I nostri distinguo, le lacrime umanitarie e tutta l’ipocrisia occidentale si scontrano con Mia Schem, ventunenne rapita al Festival Supernova, liberata due mesi dopo, che davanti alle telecamere dice: “Non ci sono civili innocenti a Gaza, nemmeno uno”. Una frase che mi risuona ancora in testa. Una frase difficile da accettare. Una frase che “farà discutere” avevano scritto i giornali, e che invece è proprio morta lì, perché è complicata, scivolosa, meglio non approfondire troppo, la ragazza sarà stata sotto choc, poveretta. Una frase che qualche problema lo pone. Perché in una società completamente militarizzata, soggiogata da Hamas, votata alla distruzione di Israele, coi bambini che alle recite mettono in scena lo sgozzamento degli ebrei, e giornalisti di Al Jazeera col doppio lavoro, inviati di guerra e comandanti di Hamas, il concetto di “civile innocente” un pochino si adombra.

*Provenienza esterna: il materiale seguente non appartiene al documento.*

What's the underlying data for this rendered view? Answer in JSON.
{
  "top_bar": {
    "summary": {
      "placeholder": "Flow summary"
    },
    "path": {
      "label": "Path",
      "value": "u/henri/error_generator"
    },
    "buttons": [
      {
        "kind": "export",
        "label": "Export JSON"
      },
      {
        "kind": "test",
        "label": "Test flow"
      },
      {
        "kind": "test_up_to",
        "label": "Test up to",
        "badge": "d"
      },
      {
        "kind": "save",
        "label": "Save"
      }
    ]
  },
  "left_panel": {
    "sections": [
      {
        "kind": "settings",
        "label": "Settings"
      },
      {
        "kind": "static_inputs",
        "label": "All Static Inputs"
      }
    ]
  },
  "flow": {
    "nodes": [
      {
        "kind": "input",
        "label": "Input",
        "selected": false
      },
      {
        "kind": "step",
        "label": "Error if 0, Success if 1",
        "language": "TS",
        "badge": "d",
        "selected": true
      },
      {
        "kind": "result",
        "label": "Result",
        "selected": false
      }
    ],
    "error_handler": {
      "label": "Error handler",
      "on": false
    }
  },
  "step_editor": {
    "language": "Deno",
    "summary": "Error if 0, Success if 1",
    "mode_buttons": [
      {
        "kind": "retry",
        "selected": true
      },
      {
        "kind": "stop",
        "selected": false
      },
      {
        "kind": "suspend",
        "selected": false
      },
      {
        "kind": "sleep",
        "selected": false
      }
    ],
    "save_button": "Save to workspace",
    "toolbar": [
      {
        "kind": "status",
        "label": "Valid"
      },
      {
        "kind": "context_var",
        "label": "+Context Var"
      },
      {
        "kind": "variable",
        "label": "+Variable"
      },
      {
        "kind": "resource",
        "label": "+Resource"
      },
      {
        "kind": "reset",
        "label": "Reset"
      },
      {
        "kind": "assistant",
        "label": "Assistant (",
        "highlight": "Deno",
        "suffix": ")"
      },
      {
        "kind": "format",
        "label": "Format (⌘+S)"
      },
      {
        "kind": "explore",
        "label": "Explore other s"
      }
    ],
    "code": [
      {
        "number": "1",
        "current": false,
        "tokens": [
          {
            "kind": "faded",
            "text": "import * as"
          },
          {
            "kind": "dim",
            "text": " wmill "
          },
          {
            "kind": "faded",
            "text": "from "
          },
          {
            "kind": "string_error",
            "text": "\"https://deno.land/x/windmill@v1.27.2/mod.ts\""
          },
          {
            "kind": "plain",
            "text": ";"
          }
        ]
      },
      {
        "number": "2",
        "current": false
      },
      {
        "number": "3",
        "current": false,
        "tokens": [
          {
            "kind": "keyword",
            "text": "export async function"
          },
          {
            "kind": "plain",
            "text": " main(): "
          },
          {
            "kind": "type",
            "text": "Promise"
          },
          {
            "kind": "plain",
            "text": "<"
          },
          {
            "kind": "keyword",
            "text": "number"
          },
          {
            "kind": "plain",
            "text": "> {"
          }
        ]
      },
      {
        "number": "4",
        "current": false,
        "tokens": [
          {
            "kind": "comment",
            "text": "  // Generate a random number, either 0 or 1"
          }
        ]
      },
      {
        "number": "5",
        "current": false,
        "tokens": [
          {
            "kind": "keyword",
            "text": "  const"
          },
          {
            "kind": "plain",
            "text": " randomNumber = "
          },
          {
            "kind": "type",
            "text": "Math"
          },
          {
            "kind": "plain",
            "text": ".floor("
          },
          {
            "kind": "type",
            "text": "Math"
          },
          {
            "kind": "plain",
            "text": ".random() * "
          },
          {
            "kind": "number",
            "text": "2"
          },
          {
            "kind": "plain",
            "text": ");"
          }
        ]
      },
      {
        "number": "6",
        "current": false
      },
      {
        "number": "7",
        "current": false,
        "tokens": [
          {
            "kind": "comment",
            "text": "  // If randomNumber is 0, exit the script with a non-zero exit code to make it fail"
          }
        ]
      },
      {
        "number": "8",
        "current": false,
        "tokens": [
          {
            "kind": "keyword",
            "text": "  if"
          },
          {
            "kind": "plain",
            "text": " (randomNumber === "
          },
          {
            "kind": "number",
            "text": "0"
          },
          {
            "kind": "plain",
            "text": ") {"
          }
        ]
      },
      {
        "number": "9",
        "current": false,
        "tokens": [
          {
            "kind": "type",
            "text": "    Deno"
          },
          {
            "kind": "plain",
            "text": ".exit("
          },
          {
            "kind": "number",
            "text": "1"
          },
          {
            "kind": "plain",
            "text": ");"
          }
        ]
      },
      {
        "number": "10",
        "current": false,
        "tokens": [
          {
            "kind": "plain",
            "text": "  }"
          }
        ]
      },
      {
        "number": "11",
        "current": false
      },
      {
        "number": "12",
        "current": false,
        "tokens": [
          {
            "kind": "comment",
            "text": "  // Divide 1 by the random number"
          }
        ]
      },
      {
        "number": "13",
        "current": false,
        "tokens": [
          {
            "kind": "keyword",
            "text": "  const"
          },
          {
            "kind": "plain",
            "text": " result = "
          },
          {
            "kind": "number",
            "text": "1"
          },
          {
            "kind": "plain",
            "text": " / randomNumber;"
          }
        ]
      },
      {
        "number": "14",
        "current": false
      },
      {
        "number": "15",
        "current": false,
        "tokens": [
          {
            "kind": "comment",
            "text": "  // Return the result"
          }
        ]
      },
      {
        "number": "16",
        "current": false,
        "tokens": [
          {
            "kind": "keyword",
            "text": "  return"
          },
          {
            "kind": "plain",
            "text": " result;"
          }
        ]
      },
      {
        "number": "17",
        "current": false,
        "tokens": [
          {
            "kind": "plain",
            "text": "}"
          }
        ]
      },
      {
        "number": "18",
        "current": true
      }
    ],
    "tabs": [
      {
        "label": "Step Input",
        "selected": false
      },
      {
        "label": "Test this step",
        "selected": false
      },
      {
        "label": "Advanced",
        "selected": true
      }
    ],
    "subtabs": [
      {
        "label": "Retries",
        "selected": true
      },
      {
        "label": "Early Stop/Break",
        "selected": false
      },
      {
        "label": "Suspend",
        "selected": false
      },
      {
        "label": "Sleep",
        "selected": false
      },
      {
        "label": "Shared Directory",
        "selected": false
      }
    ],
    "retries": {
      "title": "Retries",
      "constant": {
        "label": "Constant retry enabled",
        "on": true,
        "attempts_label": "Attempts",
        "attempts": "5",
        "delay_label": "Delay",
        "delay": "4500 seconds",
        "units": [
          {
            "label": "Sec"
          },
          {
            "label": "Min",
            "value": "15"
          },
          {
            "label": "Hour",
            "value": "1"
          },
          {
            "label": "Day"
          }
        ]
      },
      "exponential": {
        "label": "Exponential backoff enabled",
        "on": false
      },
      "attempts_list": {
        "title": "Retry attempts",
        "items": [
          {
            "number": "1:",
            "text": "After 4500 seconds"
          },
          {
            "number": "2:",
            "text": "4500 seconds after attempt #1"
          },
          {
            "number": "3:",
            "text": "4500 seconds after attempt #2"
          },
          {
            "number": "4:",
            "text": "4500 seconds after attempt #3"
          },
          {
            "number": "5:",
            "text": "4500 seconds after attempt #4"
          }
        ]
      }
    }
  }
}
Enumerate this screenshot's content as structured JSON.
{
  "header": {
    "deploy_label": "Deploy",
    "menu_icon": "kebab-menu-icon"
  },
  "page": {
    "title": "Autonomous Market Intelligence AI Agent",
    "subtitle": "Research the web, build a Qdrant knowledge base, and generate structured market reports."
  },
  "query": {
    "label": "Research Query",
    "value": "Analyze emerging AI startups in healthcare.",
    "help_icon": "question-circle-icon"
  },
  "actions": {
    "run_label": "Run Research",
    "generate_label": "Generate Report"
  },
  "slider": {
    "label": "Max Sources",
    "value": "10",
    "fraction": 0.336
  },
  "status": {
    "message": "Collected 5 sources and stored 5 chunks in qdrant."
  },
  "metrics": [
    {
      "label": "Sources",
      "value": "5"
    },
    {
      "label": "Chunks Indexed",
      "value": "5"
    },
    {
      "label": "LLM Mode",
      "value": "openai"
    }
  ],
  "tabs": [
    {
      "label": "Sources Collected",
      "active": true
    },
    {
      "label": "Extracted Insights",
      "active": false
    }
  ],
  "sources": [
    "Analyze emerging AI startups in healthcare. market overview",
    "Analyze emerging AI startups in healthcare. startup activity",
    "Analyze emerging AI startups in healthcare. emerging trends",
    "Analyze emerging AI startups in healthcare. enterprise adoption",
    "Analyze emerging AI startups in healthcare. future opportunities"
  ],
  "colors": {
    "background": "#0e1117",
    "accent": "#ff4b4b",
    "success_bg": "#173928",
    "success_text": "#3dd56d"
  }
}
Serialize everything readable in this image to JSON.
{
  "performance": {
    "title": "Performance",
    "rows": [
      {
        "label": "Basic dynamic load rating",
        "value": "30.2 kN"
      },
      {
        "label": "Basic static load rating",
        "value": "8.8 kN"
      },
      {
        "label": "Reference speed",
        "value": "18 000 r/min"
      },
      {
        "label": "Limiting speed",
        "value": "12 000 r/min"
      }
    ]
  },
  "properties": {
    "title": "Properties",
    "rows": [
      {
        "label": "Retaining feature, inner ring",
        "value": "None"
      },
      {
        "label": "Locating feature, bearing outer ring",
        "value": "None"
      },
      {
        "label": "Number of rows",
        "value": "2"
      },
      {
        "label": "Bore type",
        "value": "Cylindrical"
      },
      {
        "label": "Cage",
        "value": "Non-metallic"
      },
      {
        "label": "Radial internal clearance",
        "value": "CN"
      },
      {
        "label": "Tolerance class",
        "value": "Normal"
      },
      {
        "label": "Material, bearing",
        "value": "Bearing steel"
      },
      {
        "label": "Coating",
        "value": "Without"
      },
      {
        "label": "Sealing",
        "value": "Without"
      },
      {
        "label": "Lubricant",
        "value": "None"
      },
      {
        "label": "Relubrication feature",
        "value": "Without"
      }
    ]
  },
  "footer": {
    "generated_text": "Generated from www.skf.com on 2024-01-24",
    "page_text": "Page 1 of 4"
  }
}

Quattromila docenti universitari che firmano un appello per interrompere ogni forma di collaborazione con gli atenei israeliani non sono tutto il mondo accademico, ma sono tanti. I rettori che quest’anno hanno ceduto ai collettivi pongono anche qui, dopo la bancarotta di Harvard, un problema di imbarazzo (ma su Harvard avevamo già qualche dubbio quando invitarono Di Maio). Ha ragione Pierluigi Battista, “i nemici di Israele non sono mai amici della libertà” (leggetevi “La nuova caccia all’ebreo”). E nel Grande Romanzo Illiberale in cui sguazza dal liceo al dottorato lo Studente Collettivo la storia si srotola tra oppressori e oppressi, il colonialismo è solo atrocità, il nostro mondo è irredimibile e va punito dalla triplice intesa: antiamericanismo, antisionismo, anticapitalismo. Le complicate vicende dell’umanità sono un elenco di barricate e rivoluzioni mancate o fallite, oppure trionfanti ma poi applicate male perché “non erano vere rivoluzioni”. Non c’è spazio per una cultura antitotalitaria. Figuriamoci cosa frega a questi dell’“unica democrazia del medio oriente”. Anche la geografia se la passa male. Battista cita un sondaggio in cui si chiedeva agli studenti quali fossero il mare e il fiume del fatidico ritornello delle piazze, “from the river to the sea”. Non lo sa quasi nessuno (“Dal Nilo al Caspio”, “Dall’Eufrate al Mar Rosso” e un magnifico, “Dal fiume Alcantara al Mar Mediterraneo”). Alla Sapienza, il collettivo di Lettere se l’è presa col Dipartimento di Scienze dell’Antichità perché supporta la “prassi archeologica sionista da quando nel 1967 fu scavato il primo tunnel a Gerusalemme Est”. Scavi archeologici ovviamente illegali, “metodologicamente errati” e che “causano danni strutturali a edifici pubblici e privati della popolazione palestinese”. E io trovo davvero magnifico riuscire a scrivere tutto questo dopo aver visto i cinquecento chilometri di tunnel di Hamas, che a questo punto presumo siano “a norma”, con benedizione delle sovrintendenze.